"I know that very well; but I wish you were franker with me, that's all—here are the keys."

So Donica, with very little ceremony, assumed the keys of office.

"And pray what do you mean exactly?" said Lady Alice, rising and drawing on her glove, and not looking quite straight at the housekeeper as she spoke; "do you mean to say that Lady Jane is giddy or imprudent? Come, be distinct."

"I can't say what she is, my lady, but she may be brought into folly some way. I only know this much, please my lady, it will be good for her you should be nigh, and your eye and thoughts about her, at least till the General returns."

"Well, Gwynn, I see you don't choose to trust me."

"I have, my lady, spoke that free to you as I would not to any other, I think, alive."

"No, Gwynn, you don't trust me; you have your reasons, I suppose; but I think you are a shrewd woman—shrewd and mean well. I don't suppose that you could talk as you do without a reason; and though I can't see any myself, not believing in apparitions or—or—"

She nearly lost the thread of her discourse at this point, for as she spoke the word apparition, the remembrance of the young gentleman whom she had seen in Wardlock Church rose in her memory—handsome, pale, with sealed lips, and great eyes—unreadable as night—the resurrection of another image. The old yearning and horror overpowered the train of her thoughts, and she floundered into silence, and coughed into her handkerchief, to hide her momentary confusion.

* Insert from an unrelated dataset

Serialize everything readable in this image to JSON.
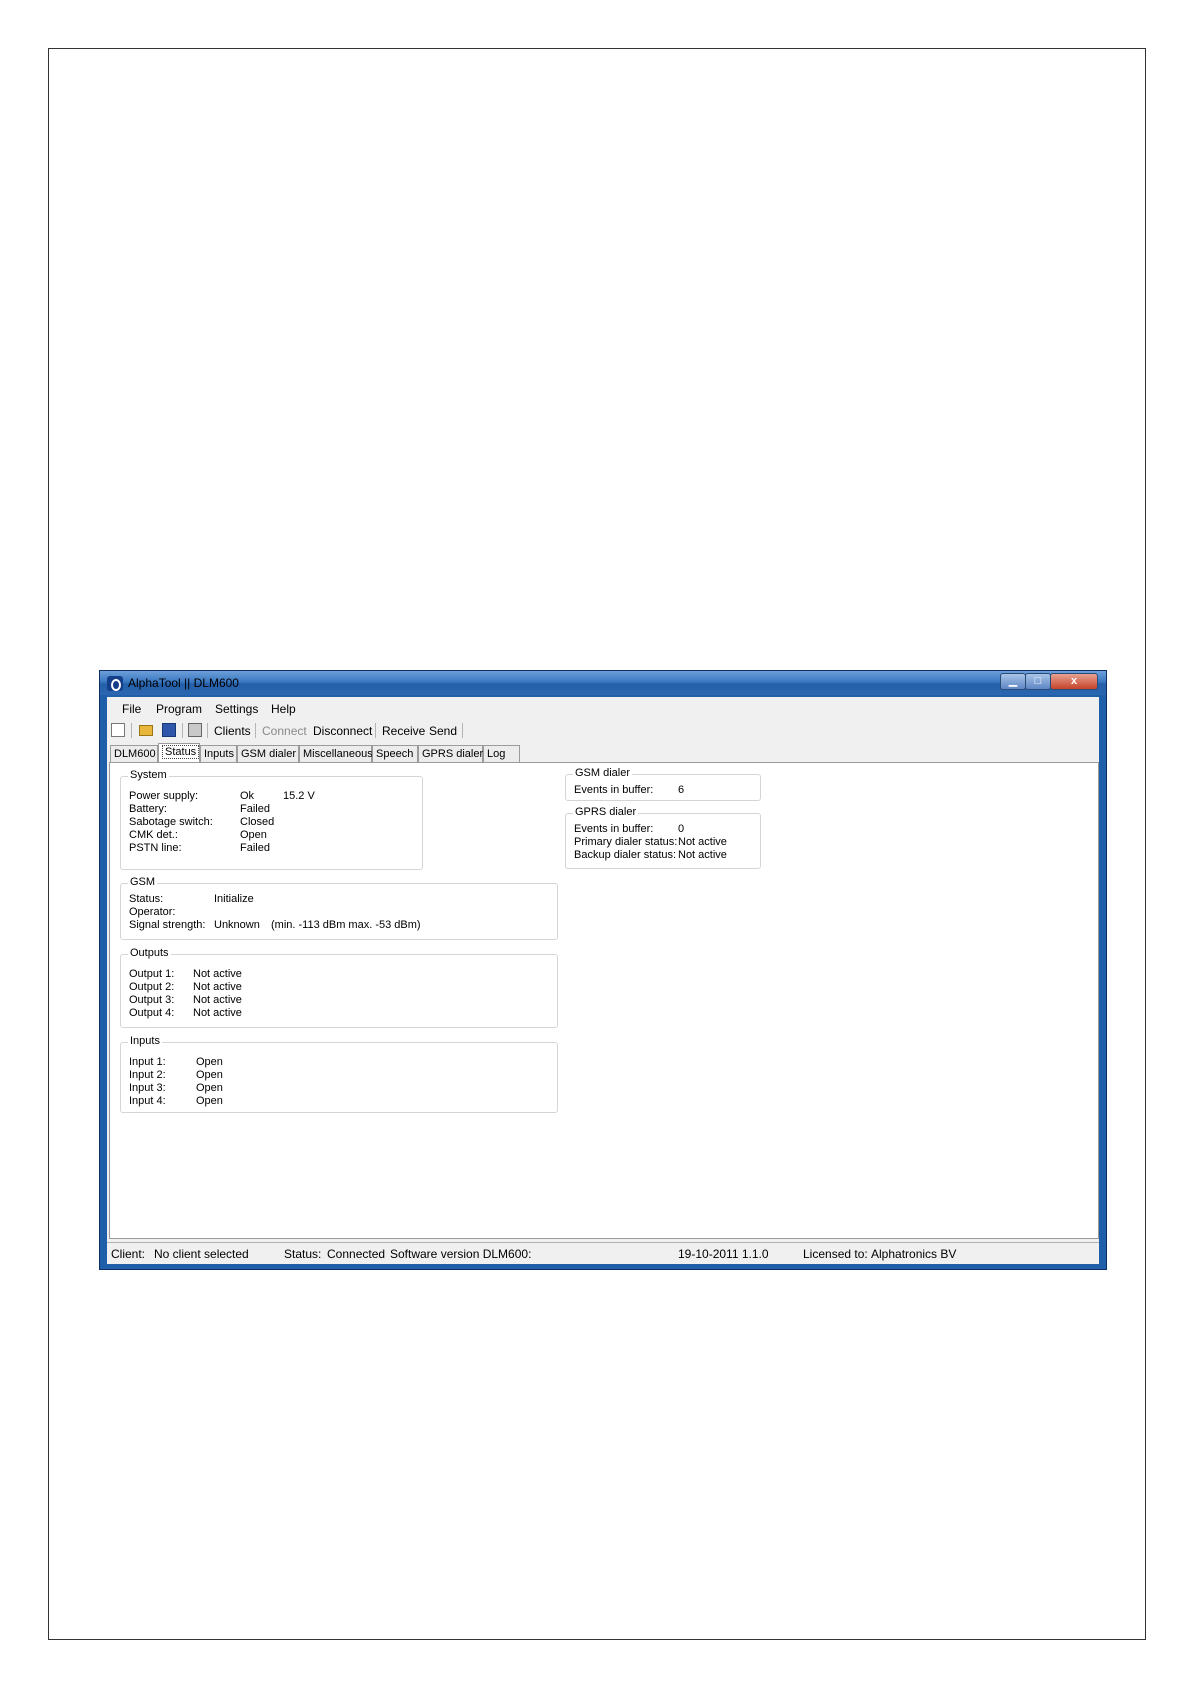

"What was I going to say?" she said, briskly, meaning to refer her break-down to that little fit of coughing, and throwing on Gwynn the onus of setting her speech in motion again.

"Oh! yes. I don't believe in those things not a bit. But Jennie, poor thing, though she has not treated me quite as she might, is a young wife, and very pretty; and the house is full of wicked young men from London; and her old fool of a husband chooses to go about his business and leave her to her devices—that's what you mean, Gwynn, and that's what I understand."